La hora que marcaba el boleto se acercaba, y los nervios hicieron que las manos le sudaran. Gente entraba y salía por los andenes; las televisiones eran vistas por los adormilados y los más despiertos volteaban y hablaban y volvían a voltear. Apenas salía el sol, y el reloj de dígitos rojos marcaba las 6:45. Ella esperaba junto a un pasillo desde el que se veía a la calle, y desde él vio a un joven que bajaba de un taxi y volteaba hacia adelante, donde se detenía un segundo carro de alquiler y bajaba una joven, delgada y alta. Ambos sonreían y se saludaron con un beso corto. Volteó a la fila de las taquillas y vio a una señora que, supuso por la distancia, preguntaba por un destino que no estaba en los letreros de avisos; en otra, un anciano guardaba una credencial y unas monedas; una tercera estaba fuera de servicio, y en otra los jóvenes recién llegados adquirían sus boletos.

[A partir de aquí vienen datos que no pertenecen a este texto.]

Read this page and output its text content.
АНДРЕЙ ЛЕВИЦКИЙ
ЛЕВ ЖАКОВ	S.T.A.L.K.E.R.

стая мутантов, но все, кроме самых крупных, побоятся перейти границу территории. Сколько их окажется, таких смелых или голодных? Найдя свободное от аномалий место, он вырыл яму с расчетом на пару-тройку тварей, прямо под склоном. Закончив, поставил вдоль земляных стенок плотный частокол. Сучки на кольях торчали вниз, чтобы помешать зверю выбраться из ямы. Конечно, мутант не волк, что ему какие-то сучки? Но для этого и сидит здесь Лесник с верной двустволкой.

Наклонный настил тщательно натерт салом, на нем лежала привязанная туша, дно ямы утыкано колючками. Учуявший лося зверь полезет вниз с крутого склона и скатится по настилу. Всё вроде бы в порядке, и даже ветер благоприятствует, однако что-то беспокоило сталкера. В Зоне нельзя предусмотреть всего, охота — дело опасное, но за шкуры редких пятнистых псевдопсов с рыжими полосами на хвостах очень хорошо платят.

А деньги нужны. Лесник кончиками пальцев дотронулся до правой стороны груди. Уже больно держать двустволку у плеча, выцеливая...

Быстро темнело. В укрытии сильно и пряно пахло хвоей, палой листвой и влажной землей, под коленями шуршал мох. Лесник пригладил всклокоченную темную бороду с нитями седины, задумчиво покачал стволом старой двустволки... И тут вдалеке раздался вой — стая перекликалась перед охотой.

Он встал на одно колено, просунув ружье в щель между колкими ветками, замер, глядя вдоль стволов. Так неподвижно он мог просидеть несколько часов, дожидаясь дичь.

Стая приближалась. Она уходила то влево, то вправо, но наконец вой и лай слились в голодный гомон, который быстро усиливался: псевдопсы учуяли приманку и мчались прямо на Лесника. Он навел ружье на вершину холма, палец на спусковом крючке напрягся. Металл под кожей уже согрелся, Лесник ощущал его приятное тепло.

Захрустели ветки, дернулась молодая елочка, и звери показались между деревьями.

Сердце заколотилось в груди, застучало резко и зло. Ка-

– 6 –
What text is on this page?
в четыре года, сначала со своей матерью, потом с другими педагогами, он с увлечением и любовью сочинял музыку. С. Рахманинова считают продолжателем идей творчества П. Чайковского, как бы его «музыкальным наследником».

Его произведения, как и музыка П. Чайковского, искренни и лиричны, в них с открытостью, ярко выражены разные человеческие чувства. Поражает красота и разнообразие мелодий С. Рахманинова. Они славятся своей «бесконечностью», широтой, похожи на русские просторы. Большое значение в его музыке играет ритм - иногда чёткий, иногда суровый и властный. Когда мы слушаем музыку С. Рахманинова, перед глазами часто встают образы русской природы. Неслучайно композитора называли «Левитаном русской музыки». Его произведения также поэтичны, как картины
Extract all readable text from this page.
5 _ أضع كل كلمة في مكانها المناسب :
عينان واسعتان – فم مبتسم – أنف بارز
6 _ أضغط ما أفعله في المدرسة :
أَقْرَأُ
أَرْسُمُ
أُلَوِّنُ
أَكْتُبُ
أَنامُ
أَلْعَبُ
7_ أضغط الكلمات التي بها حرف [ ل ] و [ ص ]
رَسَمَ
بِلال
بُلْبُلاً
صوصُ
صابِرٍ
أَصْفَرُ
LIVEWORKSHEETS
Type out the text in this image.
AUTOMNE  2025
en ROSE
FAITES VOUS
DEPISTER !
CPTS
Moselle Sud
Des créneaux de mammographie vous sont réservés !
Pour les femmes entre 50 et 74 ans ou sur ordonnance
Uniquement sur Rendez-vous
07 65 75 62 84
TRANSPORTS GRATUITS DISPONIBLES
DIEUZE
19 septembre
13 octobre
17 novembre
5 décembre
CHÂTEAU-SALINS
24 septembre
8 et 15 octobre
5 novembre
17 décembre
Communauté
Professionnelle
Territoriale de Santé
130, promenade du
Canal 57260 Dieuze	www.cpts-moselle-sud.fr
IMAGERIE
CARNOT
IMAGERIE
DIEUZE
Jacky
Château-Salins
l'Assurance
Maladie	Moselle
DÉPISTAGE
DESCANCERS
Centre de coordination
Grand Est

Faltaban diez minutos para las siete, y escuchó el aviso de su autobús. Tomó su maleta, de esas que tienen unas pequeñas ruedas y que sirven para el interior de la terminal porque tienen amplias superficies, pero son un verdadero estorbo para caminar, y se dirigió al acceso que llevaba a los andenes.
Ella se fue, pero quedaron cientos más viendo, escuchando, volteando, y esperando por su autobús.